Life coaching is a fantastic way to kick start your life in whichever way you would like it to move forward: whether that’s a career change or adopting a healthier lifestyle life, coaching can help you to identify the steps that you need to take and help you to make the changes that you would like to bring about.
Life Coach Cathleen Hepburn says: “In Life Coaching we focus on the present day and the future; it’s a focused way of working which identifies the steps you need to take as an individual to be able to achieve the desired results.”

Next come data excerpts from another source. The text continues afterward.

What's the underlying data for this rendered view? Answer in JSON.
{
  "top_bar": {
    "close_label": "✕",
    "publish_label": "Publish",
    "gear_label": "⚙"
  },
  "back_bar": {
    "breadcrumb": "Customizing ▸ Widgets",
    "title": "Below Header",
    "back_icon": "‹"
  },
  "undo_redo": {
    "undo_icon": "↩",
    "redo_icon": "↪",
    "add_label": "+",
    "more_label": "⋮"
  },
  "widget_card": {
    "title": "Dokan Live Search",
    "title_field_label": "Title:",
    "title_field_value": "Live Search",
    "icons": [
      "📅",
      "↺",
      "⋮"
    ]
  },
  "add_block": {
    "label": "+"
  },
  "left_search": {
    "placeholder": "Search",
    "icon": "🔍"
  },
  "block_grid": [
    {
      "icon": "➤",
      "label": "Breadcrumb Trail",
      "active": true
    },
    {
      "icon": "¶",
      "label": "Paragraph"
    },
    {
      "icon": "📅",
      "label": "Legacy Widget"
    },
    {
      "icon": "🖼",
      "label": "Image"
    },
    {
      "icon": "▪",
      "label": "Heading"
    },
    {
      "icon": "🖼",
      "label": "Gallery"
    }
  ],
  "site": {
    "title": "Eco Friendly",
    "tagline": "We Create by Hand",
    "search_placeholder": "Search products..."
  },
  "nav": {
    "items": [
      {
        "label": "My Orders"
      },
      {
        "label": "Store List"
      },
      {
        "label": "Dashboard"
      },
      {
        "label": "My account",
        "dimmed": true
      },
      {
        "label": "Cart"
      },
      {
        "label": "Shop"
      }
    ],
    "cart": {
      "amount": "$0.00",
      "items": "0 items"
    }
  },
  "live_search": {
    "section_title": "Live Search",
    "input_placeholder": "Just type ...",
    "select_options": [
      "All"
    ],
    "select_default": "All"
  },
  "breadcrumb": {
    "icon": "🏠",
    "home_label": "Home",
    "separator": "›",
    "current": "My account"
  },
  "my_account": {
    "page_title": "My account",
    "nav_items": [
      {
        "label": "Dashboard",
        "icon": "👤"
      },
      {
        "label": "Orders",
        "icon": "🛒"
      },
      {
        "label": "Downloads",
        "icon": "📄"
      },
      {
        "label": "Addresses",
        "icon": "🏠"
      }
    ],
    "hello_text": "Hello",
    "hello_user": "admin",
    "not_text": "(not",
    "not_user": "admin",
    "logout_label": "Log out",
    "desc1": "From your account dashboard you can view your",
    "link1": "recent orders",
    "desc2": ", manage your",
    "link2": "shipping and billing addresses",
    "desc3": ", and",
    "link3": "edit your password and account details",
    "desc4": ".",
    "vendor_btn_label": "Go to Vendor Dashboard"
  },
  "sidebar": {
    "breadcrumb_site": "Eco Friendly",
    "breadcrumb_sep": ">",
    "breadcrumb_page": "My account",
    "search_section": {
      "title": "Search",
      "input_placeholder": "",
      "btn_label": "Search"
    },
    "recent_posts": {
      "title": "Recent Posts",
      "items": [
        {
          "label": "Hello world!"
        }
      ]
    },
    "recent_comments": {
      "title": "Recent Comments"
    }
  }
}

Do you have that feeling of not quite getting there? Is something holding you back?
Mind Detox
Practitioner and Mind Calm Coach Suzi Gibson says: “The Mind Detox Method combined with Mind Calm Meditation is a powerful combination for helping you release the past and move forward.
Mind Detox helps change the unhealthy beliefs negatively impacting your health, wealth and happiness. Mind Calm helps you to change your relationship with your mind and learn how to be at peace with things as they are. Mind Calm can help you to live more in the present moment, engage with life in a more consciously aware way, learn to resist life less and as a result, feel much more calm, confident and content.
“It’s a modern day meditation technique that is fun, easy and effective and fits into your daily routine.”
Suzi Gibson offers coaching sessions, talks and workshops in Peebles, and gives regular talks at Stobo Castle.
“Our bodies, as well as our minds, can manifest unhealthy patterns,” says Bowen Technique practitioner Mary Macfarlane. “Bodies are very good at protecting an area of pain by holding on to compensatory patterns.
For example, if you hurt the right shoulder, the brain may instruct your body to ‘protect’ this area by over-using other areas such as the back or neck muscles, resulting in pain in the left side. Unfortunately the body remembers these compensatory patterns too well and they soon become habitually ‘normal’ even though the shoulder has healed.
These patterns of dysfunctional movement often arise unconsciously over time.”
Bowen Technique “moves” do not attempt to force the body to change; rather they stimulate thebody into recognising that the old pattern is no longer appropriate and “asks” for the changes that are necessary to bring it back to homoeostasis or physiological equilibrium.
Once we decide there is a need for change, old body patterns can be replaced with new, healthy better functioning patterns.